Recently I had two divergent solutions to a particular problem. I couldn't decide which to chose as both had their pros and cons, so I implemented them both but had to chose one to be merged into the main branch.
The second implementation is not intended to be merged into the main branch ever. But I still want to keep it just in case it might be useful some day.
One obvious solution is to just open a named branch for each. Close both and just merge 1 into the main.
But this leaves some sort of "clutter" into the source tree.
Are there any other alternatives or best practices?
Upvotes: 1
Views: 129
Reputation: 1771
We at RhodeCode use completely bookmark based solution, and pull request functionality.
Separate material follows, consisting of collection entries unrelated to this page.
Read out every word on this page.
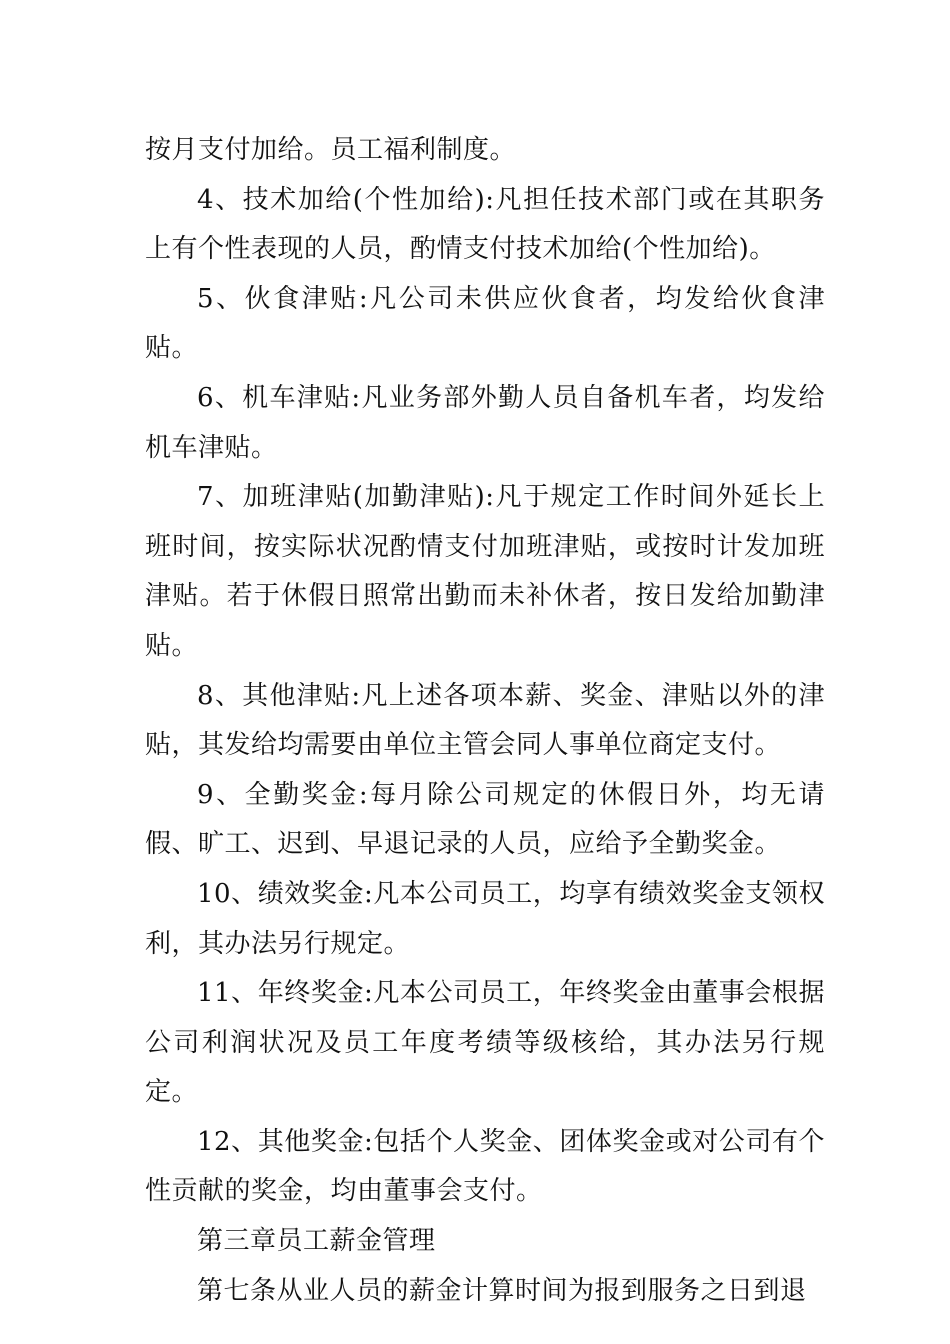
按月支付加给。员工福利制度。

4、技术加给(个性加给):凡担任技术部门或在其职务上有个性表现的人员，酌情支付技术加给(个性加给)。

5、伙食津贴:凡公司未供应伙食者，均发给伙食津贴。

6、机车津贴:凡业务部外勤人员自备机车者，均发给机车津贴。

7、加班津贴(加勤津贴):凡于规定工作时间外延长上班时间，按实际状况酌情支付加班津贴，或按时计发加班津贴。若于休假日照常出勤而未补休者，按日发给加勤津贴。

8、其他津贴:凡上述各项本薪、奖金、津贴以外的津贴，其发给均需要由单位主管会同人事单位商定支付。

9、全勤奖金:每月除公司规定的休假日外，均无请假、旷工、迟到、早退记录的人员，应给予全勤奖金。

10、绩效奖金:凡本公司员工，均享有绩效奖金支领权利，其办法另行规定。

11、年终奖金:凡本公司员工，年终奖金由董事会根据公司利润状况及员工年度考绩等级核给，其办法另行规定。

12、其他奖金:包括个人奖金、团体奖金或对公司有个性贡献的奖金，均由董事会支付。

第三章员工薪金管理

第七条从业人员的薪金计算时间为报到服务之日到退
We use rebase as merge strategy, this leaves the commit graph nice and clean. If we need to track changes you can always get back to original pull request and see what was the development process including CI tests/code comments.
Bookmarks are in our view much better option since it's a lightweight pointer, this allows you to do easy rebases/commit squash and simply then push new bookmark pointer and update the pull request with this info. This combined with Mercurial's phases support give a really nice way of working with new code submissions. (Public in main repo, drafts in forks where the commits are coming from)
We so far did few thousands of pull requests internally developing RhodeCode itself, and we all agreed with the team it's the most flexible and also simplest process.